The court heard that claimant Kenneth Morriss had been involved in an RTA in 2016 and his claim was submitted via the portal. He died a couple of months later from unrelated causes and an offer of £1,375 was accepted by executors of his estate.

Royal Courts of Justice

The case has potential to affect thousands of others brought through the claim portal

Source: Darren Filkins

However a dispute arose between the executors and the defendant insurers about the basis on which costs were to be paid, and whether the case was subject to Section II or Section IIIA of Part 45 of the Civil Procedure Rules. It was common ground that costs or disbursements would almost always be greater if calculated under Section II.

In the county court, District Judge Baldwin found in favour of the claimant and directed that fixed recoverable costs and disbursements of £1,880 were payable under Section II. He accepted the argument that the claim which was settled was that of West as executor, not that initially notified by Morriss himself. Accordingly, he held that this was not a Section IIIA case but a Section II case. Last October, Judge Graham Wood QC dismissed the defendant’s appeal, with costs.

On further appeal, the defendant argued that because of the non-admission of liability, the claim no longer continued to be under the protocol and it thereafter could not re-enter it. The claimant submitted that whilst Morriss had started a claim by his issue of the CNF via the portal, that was not the claim which was the subject of the settlement.

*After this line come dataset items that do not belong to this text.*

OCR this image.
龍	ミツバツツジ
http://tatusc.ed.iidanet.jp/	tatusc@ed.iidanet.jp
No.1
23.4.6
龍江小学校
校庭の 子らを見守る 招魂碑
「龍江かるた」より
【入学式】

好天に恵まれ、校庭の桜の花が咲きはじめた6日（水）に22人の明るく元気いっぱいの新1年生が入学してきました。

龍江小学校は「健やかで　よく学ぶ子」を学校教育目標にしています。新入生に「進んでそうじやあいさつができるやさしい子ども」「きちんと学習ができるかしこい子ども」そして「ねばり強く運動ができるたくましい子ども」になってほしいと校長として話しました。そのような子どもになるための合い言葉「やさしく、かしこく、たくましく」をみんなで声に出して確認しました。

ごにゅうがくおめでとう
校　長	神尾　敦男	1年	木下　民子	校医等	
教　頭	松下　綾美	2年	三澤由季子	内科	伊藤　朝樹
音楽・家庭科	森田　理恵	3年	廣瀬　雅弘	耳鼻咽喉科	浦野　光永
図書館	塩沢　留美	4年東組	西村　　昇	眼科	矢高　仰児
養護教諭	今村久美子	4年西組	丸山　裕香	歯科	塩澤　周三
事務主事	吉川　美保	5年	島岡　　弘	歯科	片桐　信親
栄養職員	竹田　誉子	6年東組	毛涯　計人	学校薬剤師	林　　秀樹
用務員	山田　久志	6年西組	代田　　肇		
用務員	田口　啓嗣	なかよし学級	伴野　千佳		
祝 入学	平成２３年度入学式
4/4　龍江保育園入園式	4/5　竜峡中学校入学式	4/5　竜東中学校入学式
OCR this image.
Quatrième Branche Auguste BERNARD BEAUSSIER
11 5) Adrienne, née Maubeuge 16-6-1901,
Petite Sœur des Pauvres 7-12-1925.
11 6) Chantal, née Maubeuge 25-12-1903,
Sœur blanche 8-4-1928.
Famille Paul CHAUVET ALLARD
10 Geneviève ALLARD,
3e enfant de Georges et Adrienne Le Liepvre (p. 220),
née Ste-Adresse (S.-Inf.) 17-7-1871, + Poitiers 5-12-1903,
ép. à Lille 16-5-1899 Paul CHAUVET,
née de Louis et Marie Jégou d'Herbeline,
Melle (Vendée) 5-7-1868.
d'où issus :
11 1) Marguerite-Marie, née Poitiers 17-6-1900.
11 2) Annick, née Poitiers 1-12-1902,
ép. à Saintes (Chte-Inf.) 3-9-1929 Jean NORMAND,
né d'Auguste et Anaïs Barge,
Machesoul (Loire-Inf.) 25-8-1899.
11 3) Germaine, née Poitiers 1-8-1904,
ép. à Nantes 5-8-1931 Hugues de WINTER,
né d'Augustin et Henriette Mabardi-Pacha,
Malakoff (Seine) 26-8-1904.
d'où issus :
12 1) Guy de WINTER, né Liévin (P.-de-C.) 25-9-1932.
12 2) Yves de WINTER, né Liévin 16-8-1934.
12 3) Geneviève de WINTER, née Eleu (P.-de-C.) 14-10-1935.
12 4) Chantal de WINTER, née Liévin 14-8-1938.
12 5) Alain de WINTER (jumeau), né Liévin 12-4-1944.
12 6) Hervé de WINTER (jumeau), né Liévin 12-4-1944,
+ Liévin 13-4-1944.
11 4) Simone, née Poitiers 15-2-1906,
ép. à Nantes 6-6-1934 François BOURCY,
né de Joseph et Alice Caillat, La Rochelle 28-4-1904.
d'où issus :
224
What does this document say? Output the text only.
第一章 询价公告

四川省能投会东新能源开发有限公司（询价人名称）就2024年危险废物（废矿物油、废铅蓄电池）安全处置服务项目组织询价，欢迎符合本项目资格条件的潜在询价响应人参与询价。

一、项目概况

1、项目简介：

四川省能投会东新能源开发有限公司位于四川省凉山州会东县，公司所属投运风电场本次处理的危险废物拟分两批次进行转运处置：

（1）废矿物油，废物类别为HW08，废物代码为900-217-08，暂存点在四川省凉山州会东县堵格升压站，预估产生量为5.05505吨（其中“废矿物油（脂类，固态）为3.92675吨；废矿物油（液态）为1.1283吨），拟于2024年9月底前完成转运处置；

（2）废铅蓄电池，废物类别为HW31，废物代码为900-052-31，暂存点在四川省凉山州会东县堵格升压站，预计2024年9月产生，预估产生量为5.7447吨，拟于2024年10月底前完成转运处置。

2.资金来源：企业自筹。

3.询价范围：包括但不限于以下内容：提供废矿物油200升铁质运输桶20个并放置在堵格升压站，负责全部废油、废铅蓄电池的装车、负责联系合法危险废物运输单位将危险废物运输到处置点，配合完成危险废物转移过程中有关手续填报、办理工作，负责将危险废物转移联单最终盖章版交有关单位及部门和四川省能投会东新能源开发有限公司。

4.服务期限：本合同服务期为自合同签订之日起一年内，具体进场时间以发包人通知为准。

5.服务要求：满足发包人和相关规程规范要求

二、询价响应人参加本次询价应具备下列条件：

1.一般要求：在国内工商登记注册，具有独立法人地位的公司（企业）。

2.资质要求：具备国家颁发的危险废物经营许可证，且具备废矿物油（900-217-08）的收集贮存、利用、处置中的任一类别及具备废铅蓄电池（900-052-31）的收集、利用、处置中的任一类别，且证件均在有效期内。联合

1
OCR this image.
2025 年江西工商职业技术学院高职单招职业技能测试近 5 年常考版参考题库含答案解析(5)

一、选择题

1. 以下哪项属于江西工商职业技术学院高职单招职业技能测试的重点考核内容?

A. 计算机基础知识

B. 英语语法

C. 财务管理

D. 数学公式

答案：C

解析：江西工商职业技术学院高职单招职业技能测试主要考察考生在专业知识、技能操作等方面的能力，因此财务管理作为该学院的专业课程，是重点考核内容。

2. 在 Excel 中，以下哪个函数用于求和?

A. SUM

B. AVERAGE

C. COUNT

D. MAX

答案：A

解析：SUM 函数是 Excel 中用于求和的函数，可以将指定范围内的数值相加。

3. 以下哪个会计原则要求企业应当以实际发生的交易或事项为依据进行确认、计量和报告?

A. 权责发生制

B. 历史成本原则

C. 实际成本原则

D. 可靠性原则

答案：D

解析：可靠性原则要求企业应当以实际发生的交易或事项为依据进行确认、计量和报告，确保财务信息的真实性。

Sir Nigel Davis said the case was not ‘altogether easy’ but he considered the judge had been correct.

‘In this case the claim that was settled was that of Mr West. But Mr West was not himself the person who started the claim, within the meaning of the protocol,’ he said.

‘I agree with the judge that the outcome would have been the same even had the claim not exited the portal. The provisions of Section III would not have come into play; and this would still have remained a Section II case.’